Legislative wheels are slowly turning in the U.S. to allocate funds for DMSO research. But one of the biggest problems facing researchers may not be money as much as methodology. The “garlic-breath” symptom caused by the drug makes it difficult to use in a double-blind study, since researchers and subjects could simply whiff to determine who was using DMSO and who was using a placebo.

Canadian pharmaceutical researchers seem complacent enough to sit back and wait for the Americans to dispel the shadows enshrouding DMSO. “We’ve been trying to encourage the companies to submit applications for clinical trials,” explains Rice. “So far, nothing concrete has resulted.” Frank W. Horner Inc., the Canadian distributor of the legal 70-per-cent DMSO solution that is prescribed for scleroderma, has no plans for further study. “We’re a relatively small company and we can’t follow every prospective use for DMSO,” says Dr. Leonard Mitchell, a vice-president at Horner. “There’s a lot of work being done in the U.S. and it’s a little confusing to see which uses will be worthwhile.”
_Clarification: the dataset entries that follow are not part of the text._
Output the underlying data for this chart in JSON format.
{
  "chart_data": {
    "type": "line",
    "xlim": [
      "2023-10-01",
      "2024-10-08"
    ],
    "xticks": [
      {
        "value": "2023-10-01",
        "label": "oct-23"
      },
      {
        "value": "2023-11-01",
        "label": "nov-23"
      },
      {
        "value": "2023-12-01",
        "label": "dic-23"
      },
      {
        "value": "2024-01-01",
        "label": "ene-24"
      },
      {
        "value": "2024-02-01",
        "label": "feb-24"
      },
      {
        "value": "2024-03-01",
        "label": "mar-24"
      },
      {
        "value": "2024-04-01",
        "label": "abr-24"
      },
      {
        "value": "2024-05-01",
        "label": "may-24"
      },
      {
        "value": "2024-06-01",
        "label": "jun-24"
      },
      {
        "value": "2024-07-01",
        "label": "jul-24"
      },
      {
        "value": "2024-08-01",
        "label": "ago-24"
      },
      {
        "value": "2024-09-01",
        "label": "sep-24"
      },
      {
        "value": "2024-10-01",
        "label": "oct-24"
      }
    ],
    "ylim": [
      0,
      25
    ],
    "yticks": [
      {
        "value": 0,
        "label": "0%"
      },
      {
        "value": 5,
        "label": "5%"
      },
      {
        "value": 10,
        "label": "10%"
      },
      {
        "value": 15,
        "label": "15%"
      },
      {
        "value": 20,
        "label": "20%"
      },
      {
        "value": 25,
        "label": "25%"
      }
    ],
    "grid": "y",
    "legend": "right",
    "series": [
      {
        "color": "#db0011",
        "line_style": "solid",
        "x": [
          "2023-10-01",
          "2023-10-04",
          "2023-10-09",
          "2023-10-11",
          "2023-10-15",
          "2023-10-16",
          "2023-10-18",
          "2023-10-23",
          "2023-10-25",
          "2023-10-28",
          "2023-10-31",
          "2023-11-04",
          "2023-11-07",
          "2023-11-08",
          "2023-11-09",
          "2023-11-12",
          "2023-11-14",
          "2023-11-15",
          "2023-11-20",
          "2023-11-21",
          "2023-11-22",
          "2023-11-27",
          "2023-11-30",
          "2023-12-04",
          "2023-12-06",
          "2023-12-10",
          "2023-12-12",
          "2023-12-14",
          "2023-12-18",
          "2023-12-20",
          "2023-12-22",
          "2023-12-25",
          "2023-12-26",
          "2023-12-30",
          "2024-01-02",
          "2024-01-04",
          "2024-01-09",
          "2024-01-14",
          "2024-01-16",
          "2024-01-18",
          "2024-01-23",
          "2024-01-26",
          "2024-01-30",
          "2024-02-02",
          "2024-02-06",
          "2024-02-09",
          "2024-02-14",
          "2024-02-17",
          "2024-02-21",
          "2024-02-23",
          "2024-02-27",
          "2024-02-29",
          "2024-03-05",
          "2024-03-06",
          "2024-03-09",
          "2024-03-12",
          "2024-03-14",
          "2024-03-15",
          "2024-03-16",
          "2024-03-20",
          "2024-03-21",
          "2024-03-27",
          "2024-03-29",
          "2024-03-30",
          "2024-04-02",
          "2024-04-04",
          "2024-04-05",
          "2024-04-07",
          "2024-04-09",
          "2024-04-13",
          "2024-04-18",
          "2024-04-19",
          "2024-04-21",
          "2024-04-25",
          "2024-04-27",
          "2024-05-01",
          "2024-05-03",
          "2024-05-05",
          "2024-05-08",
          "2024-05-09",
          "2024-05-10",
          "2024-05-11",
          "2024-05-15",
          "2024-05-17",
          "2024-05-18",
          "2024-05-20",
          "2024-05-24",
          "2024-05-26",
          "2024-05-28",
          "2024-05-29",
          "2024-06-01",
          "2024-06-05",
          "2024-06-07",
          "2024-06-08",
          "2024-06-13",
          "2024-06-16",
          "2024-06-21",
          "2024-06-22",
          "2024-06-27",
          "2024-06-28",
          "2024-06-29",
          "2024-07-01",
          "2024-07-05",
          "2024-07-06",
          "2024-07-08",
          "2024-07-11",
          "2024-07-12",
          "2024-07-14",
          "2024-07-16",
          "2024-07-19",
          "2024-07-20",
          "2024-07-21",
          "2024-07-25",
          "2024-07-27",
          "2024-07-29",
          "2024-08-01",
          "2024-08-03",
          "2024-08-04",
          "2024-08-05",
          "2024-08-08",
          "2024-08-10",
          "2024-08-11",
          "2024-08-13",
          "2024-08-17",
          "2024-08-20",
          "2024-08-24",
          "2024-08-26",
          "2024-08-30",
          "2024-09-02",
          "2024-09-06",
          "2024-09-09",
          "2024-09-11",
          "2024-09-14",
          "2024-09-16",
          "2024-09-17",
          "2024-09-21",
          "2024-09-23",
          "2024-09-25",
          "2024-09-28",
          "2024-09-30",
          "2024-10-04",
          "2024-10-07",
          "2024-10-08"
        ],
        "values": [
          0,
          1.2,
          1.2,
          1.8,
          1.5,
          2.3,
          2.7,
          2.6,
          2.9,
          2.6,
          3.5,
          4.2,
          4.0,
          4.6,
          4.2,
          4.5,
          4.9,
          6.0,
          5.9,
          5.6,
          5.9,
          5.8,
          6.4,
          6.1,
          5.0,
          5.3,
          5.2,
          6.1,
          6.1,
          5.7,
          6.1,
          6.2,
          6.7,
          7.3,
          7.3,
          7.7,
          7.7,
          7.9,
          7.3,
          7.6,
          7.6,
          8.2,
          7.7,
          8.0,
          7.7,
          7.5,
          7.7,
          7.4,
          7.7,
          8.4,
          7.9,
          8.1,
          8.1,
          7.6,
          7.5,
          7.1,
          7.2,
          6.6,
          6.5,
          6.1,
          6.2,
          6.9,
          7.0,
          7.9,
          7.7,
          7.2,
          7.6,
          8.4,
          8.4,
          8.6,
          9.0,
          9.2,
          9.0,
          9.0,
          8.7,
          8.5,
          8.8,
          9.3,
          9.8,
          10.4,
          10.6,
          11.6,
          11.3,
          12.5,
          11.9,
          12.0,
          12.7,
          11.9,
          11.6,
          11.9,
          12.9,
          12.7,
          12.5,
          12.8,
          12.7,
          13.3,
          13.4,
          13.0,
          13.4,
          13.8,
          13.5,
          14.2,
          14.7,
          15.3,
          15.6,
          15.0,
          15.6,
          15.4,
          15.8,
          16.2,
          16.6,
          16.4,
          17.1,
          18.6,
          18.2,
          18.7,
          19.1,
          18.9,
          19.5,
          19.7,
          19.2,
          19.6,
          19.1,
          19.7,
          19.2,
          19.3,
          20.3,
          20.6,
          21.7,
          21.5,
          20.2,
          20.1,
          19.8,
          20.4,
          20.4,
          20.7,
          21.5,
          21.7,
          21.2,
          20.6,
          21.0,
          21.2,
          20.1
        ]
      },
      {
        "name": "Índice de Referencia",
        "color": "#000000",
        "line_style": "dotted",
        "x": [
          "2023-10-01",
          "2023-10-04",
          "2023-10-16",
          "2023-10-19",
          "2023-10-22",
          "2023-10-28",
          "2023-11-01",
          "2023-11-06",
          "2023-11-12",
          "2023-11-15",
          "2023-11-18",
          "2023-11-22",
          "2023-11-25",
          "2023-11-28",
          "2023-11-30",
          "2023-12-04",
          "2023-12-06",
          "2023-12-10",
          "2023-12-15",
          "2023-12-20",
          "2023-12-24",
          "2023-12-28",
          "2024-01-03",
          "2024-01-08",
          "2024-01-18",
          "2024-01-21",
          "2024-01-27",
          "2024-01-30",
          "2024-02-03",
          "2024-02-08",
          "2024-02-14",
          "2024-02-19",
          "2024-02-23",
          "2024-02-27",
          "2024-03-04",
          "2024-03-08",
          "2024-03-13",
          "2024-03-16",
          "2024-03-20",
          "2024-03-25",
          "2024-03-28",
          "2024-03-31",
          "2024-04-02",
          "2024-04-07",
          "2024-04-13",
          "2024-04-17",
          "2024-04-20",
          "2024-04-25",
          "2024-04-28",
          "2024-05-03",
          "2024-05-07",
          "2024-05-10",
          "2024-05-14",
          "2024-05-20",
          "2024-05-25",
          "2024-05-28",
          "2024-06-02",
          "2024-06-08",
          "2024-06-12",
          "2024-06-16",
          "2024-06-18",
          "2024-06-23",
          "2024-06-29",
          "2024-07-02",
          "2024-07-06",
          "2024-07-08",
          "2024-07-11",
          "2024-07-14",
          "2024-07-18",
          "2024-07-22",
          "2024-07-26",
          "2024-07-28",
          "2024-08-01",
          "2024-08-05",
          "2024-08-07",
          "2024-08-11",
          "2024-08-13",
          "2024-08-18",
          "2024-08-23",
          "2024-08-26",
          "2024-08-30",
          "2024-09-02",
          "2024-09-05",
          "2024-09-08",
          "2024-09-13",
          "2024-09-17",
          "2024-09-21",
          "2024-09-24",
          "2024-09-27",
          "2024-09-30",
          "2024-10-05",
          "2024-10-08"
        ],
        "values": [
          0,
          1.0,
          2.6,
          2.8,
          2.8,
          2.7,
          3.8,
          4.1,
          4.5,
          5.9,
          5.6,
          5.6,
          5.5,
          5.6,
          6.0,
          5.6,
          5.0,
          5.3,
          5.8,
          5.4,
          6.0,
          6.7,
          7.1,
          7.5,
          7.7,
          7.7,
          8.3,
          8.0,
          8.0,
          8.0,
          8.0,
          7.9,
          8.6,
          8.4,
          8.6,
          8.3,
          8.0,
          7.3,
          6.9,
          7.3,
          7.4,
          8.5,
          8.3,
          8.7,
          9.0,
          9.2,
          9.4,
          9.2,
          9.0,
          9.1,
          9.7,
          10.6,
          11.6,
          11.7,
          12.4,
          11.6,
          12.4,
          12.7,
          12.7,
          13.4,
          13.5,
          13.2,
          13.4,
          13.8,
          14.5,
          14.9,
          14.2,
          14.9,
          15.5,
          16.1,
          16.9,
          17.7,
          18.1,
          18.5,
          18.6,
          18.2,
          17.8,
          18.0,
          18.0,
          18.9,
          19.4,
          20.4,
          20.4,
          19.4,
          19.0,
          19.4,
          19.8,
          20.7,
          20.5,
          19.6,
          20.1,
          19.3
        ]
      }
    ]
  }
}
The confusion is little solace to the one in seven people in Canada who suffer from arthritis. The crippling effects of the disease are so severe that the hopes of sufferers do not dissolve easily. But doctors do not want popular expectations of a magic balm to obscure hard research. “DMSO has been disappointing in its therapeutic value,” says Dr. Jack Stein, a medical adviser to The Arthritis Society, “and I predict that it will go the way of many of these so-called cures.”